Edit: for anyone else looking for this, it seems that you can: https://github.com/browser-use/browser-use/blob/70ae758a3bfa...
MagMueller
Yes! People love Deepseek-Chat / R1 and the new Qwen versions. It works with ChatOllama. However, Llama itself does not work very well with our tool calling and is often confused by the structured output format.
Hey HN, we’re Gregor and Magnus, the founders of browser-use (https://browser-use.com/), an easy way to connect AI agents with the browser. Our agent library is open-source (https://github.com/browser-use/browser-use) and we have what is the biggest open-source community for browser agents. And now we have a cloud offering—hence our Launch HN today!
Check out this video to see it in action: https://preview.screen.studio/share/r1h4DuAk. There are lots more demos at https://github.com/browser-use/browser-use on how we control the web with prompts.

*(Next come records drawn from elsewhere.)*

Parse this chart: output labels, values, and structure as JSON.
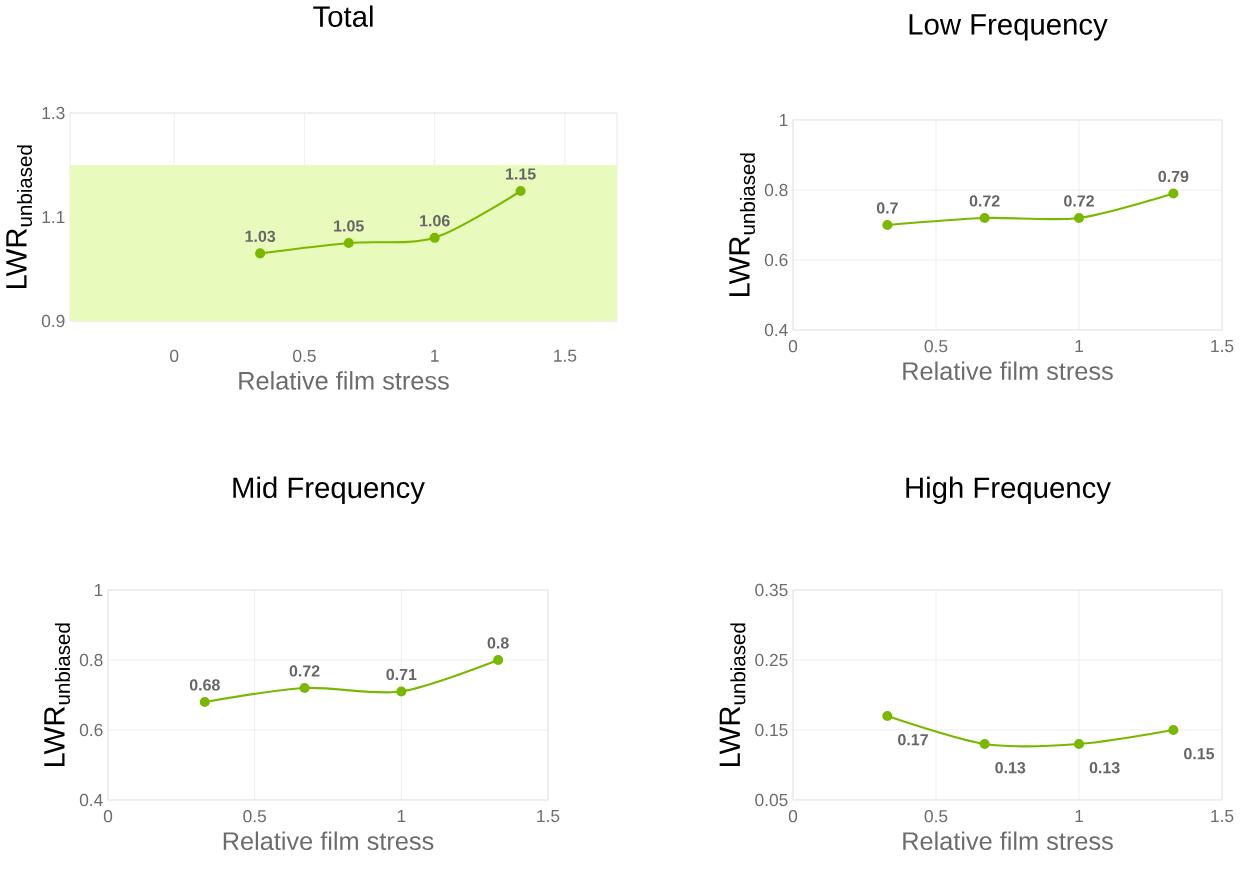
{
  "chart_data": [
    {
      "type": "line",
      "title": "Total",
      "xlabel": "Relative film stress",
      "ylabel": "LWR$_{unbiased}$",
      "x": [
        0.33,
        0.67,
        1,
        1.33
      ],
      "values": [
        1.03,
        1.05,
        1.06,
        1.15
      ],
      "color": "#7ab800",
      "marker": "circle",
      "xlim": [
        -0.4,
        1.7
      ],
      "xticks": [
        0,
        0.5,
        1,
        1.5
      ],
      "ylim": [
        0.9,
        1.3
      ],
      "yticks": [
        0.9,
        1.1,
        1.3
      ],
      "grid": true,
      "data_labels": true,
      "bands": [
        {
          "axis": "y",
          "from": 0.9,
          "to": 1.2,
          "color": "#e8fbbd"
        }
      ]
    },
    {
      "type": "line",
      "title": "Low Frequency",
      "xlabel": "Relative film stress",
      "ylabel": "LWR$_{unbiased}$",
      "x": [
        0.33,
        0.67,
        1,
        1.33
      ],
      "values": [
        0.7,
        0.72,
        0.72,
        0.79
      ],
      "color": "#7ab800",
      "marker": "circle",
      "xlim": [
        0,
        1.5
      ],
      "xticks": [
        0,
        0.5,
        1,
        1.5
      ],
      "ylim": [
        0.4,
        1
      ],
      "yticks": [
        0.4,
        0.6,
        0.8,
        1
      ],
      "grid": true,
      "data_labels": true
    },
    {
      "type": "line",
      "title": "Mid Frequency",
      "xlabel": "Relative film stress",
      "ylabel": "LWR$_{unbiased}$",
      "x": [
        0.33,
        0.67,
        1,
        1.33
      ],
      "values": [
        0.68,
        0.72,
        0.71,
        0.8
      ],
      "color": "#7ab800",
      "marker": "circle",
      "xlim": [
        0,
        1.5
      ],
      "xticks": [
        0,
        0.5,
        1,
        1.5
      ],
      "ylim": [
        0.4,
        1
      ],
      "yticks": [
        0.4,
        0.6,
        0.8,
        1
      ],
      "grid": true,
      "data_labels": true
    },
    {
      "type": "line",
      "title": "High Frequency",
      "xlabel": "Relative film stress",
      "ylabel": "LWR$_{unbiased}$",
      "x": [
        0.33,
        0.67,
        1,
        1.33
      ],
      "values": [
        0.17,
        0.13,
        0.13,
        0.15
      ],
      "color": "#7ab800",
      "marker": "circle",
      "xlim": [
        0,
        1.5
      ],
      "xticks": [
        0,
        0.5,
        1,
        1.5
      ],
      "ylim": [
        0.05,
        0.35
      ],
      "yticks": [
        0.05,
        0.15,
        0.25,
        0.35
      ],
      "grid": true,
      "data_labels": true
    }
  ]
}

We started coding a decade ago with Selenium bots and macros to automate tasks. Then we both moved into ML. Last November, we asked ourselves, “How hard could it be to build the interface between LLMs and the web?”
We launched on Show HN (https://news.ycombinator.com/item?id=42052432) and have since been addressing various challenges of browser automation, such as: - Automation scripts break when the website changes - Automation scripts are annoying to build - Captchas and rate limits - parsing errors and API key management - and perhaps worst of all, login screens.
People use us to fill out their forms, extract data behind login walls, or automate their CRM. Others use the xPaths browser-use clicked on and build their scripts faster, or directly rerun the actions of browser-use deterministically. We’re currently working on robust task reruns, agent memory for long tasks, parallelization for repetitive tasks, and many other sweet improvements.
One interesting aspect is that some companies now want to change their UI to be more agent-friendly. Some developers even replace ugly UIs with nice ones and use browser-use to copy data over.
Besides the open-source we have an API. We host the browser and LLMs for you and help you with handling proxy rotation, persistent sessions and allowing you to run multiple instances in parallel. We price at $30/month—significantly lower than OpenAI’s Operator.
On the open-source side, browser use remains free. You can use any LLM, from Gemini to Sonnet, Qwen, or even DeepSeek-R1. It’s licensed under MIT, giving you full freedom to customize it.
We’d love to hear from you—what automation challenges are you facing? Any thoughts, questions, experiences are welcome!